Des protagonistes inattendus
Dans un traité rédigé vers 1185, André le Chapelain résume ainsi les principes fondamentaux de notre objet d'étude : « L’amour courtois n’a aucune place entre mari et femme (…) Il doit être libre, mutuel, secret et noble »
Le décor est planté. Liberté, réciprocité, sont les maîtres-mots de l’amour courtois. Et stupeur, les époux en sont excluent. Aussi piquant qu’inattendu. Aussi, seule la noblesse peut réellement prétendre embrasser cette nouvelle religion de l’amour.
A cette époque, dans les classes sociales les plus élevées, le mariage est une union scellée en fonction d’intérêts. C’est en réalité le moyen privilégié d’accroître une domination territoriale, de mettre fin à une guerre, ou encore de consolider une lignée. Avec lui, il n’est donc pas question d’amour véritable, au sens moderne du terme.
François Icher, historien du compagnonnage, explicite les conséquences de cette particularité :
En ce sens, le mariage ne répond que très rarement à une inclination réciproque entre deux amoureux (…) L’amour courtois répond quelque part à cette absence d’amour spontané entre les deux époux »
Le protagoniste masculin est un jeune homme, sans épouse légitime. La "dame", elle, est une femme mariée, par conséquent inaccessible.
C’est donc un amour ontologiquement voué à l’échec. Un espoir de conquête tué dans l’œuf... Mais d’où vont surgir un torrent de romantisme audacieux, des prouesses censées amener à une harmonie sociétale. Et ce en dépit de la soumission et des humiliations auxquelles le jeune chevalier doit faire face.
Cependant, loin d’être un amour platonique, l'amour courtois incarne une véritable formation existentielle, une sorte de rite de passage, un trait anthropologique fort.
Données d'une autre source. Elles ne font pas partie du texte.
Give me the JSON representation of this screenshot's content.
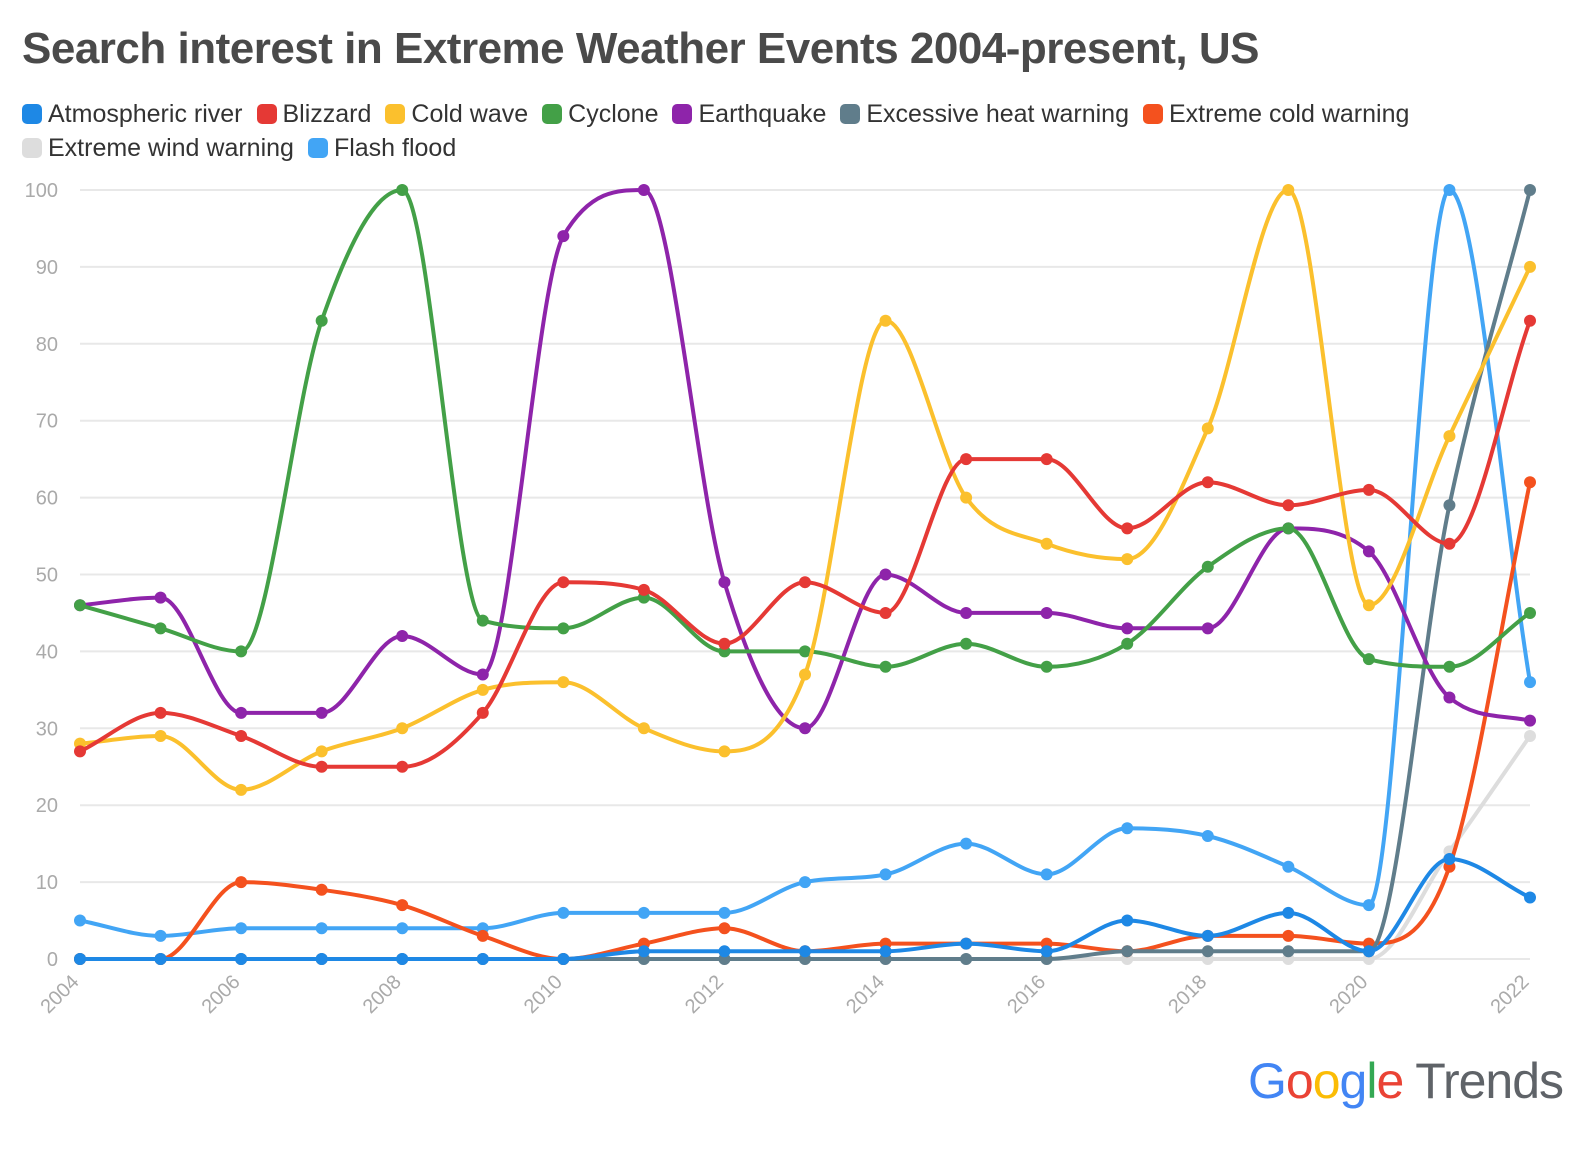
{
  "colors": {
    "Atmospheric river": "#1e88e5",
    "Blizzard": "#e53935",
    "Cold wave": "#fbc02d",
    "Cyclone": "#43a047",
    "Earthquake": "#8e24aa",
    "Excessive heat warning": "#607d8b",
    "Extreme cold warning": "#f4511e",
    "Extreme wind warning": "#dddddd",
    "Flash flood": "#42a5f5",
    "grid": "#e8e8e8",
    "tick": "#aaaaaa"
  },
  "logo": {
    "letters": [
      "G",
      "o",
      "o",
      "g",
      "l",
      "e"
    ],
    "letter_colors": [
      "#4285F4",
      "#EA4335",
      "#FBBC05",
      "#4285F4",
      "#34A853",
      "#EA4335"
    ],
    "trends": "Trends"
  },
  "chart_data": {
    "type": "line",
    "title": "Search interest in Extreme Weather Events 2004-present, US",
    "x": [
      2004,
      2005,
      2006,
      2007,
      2008,
      2009,
      2010,
      2011,
      2012,
      2013,
      2014,
      2015,
      2016,
      2017,
      2018,
      2019,
      2020,
      2021,
      2022
    ],
    "xticks": [
      2004,
      2006,
      2008,
      2010,
      2012,
      2014,
      2016,
      2018,
      2020,
      2022
    ],
    "ylim": [
      0,
      100
    ],
    "yticks": [
      0,
      10,
      20,
      30,
      40,
      50,
      60,
      70,
      80,
      90,
      100
    ],
    "grid": true,
    "legend_position": "top",
    "series": [
      {
        "name": "Atmospheric river",
        "values": [
          0,
          0,
          0,
          0,
          0,
          0,
          0,
          1,
          1,
          1,
          1,
          2,
          1,
          5,
          3,
          6,
          1,
          13,
          8
        ]
      },
      {
        "name": "Blizzard",
        "values": [
          27,
          32,
          29,
          25,
          25,
          32,
          49,
          48,
          41,
          49,
          45,
          65,
          65,
          56,
          62,
          59,
          61,
          54,
          83
        ]
      },
      {
        "name": "Cold wave",
        "values": [
          28,
          29,
          22,
          27,
          30,
          35,
          36,
          30,
          27,
          37,
          83,
          60,
          54,
          52,
          69,
          100,
          46,
          68,
          90
        ]
      },
      {
        "name": "Cyclone",
        "values": [
          46,
          43,
          40,
          83,
          100,
          44,
          43,
          47,
          40,
          40,
          38,
          41,
          38,
          41,
          51,
          56,
          39,
          38,
          45
        ]
      },
      {
        "name": "Earthquake",
        "values": [
          46,
          47,
          32,
          32,
          42,
          37,
          94,
          100,
          49,
          30,
          50,
          45,
          45,
          43,
          43,
          56,
          53,
          34,
          31
        ]
      },
      {
        "name": "Excessive heat warning",
        "values": [
          0,
          0,
          0,
          0,
          0,
          0,
          0,
          0,
          0,
          0,
          0,
          0,
          0,
          1,
          1,
          1,
          1,
          59,
          100
        ]
      },
      {
        "name": "Extreme cold warning",
        "values": [
          0,
          0,
          10,
          9,
          7,
          3,
          0,
          2,
          4,
          1,
          2,
          2,
          2,
          1,
          3,
          3,
          2,
          12,
          62
        ]
      },
      {
        "name": "Extreme wind warning",
        "values": [
          0,
          0,
          0,
          0,
          0,
          0,
          0,
          0,
          0,
          0,
          0,
          0,
          0,
          0,
          0,
          0,
          0,
          14,
          29
        ]
      },
      {
        "name": "Flash flood",
        "values": [
          5,
          3,
          4,
          4,
          4,
          4,
          6,
          6,
          6,
          10,
          11,
          15,
          11,
          17,
          16,
          12,
          7,
          100,
          36
        ]
      }
    ]
  }
}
Du jeu éducatif à la vassalité
Appelé également fine amour, cette conception romantique de l’amour est de fait un rite initiatique. L’école de la vie pour de nombreux nobles. En effet, à travers ce jeu, ils apprennent à réprimer leurs pulsions. A se contenir. Ils entament une quête obstinée ayant pour objectif la tranquillité absolue et la maîtrise de soi. Une quiétude recherchée par tous les moyens. Sans pour autant oublier que cela reste une compétition.
Un concours dans lequel il s'agit de gagner les faveurs de la dame; plusieurs élèves chevaliers peuvent simultanément courtiser l’épouse d’un même suzerain. Aussi celle-ci préside aux rivalités permanentes. Son devoir est d’apprécier avec sagesse les vertus de chacun.
Le véritable enjeu est cependant ailleurs: au-delà de l’amour manifesté à leur dame, les initiés cherchent en réalité à courtiser leur prince.
Georges Duby détaille :
La dame couronnait le meilleur. Le meilleur était celui qui l’avait mieux servie. L’amour courtois apprenait à servir, et servir était le devoir du bon vassal (…) Servant son épouse, c’était l’amour du prince que les jeunes voulaient gagner, s’appliquant, se pliant, se courbant. De même qu’elles étayaient la morale du mariage, les règles de la fine amour venaient renforcer les règles de la morale vassalique ».
De la vassalité a l’amitié
Cette socialisation en haut de l’échelle sociale comprend aussi une autre dimension. Peu connue, mais tout aussi fascinante.
Georges Duby nous éclaire encore sur ce point:
Les jeux de la fine amour enseignaient en vérité l’amistat, comme disaient les troubadours, l’amitié, l’amicitia selon Cicéron, promue, avec toutes les valeurs du stoïcisme, par la Renaissance, par ce retour à l’humanisme classique dont le XIIème siècle fut le temps »
Si l’amour courtois reste la chasse gardée de l’aristocratie, il n’en reste pas moins un art à part entière. Allant de pair avec la poésie, la littérature, et même la musique.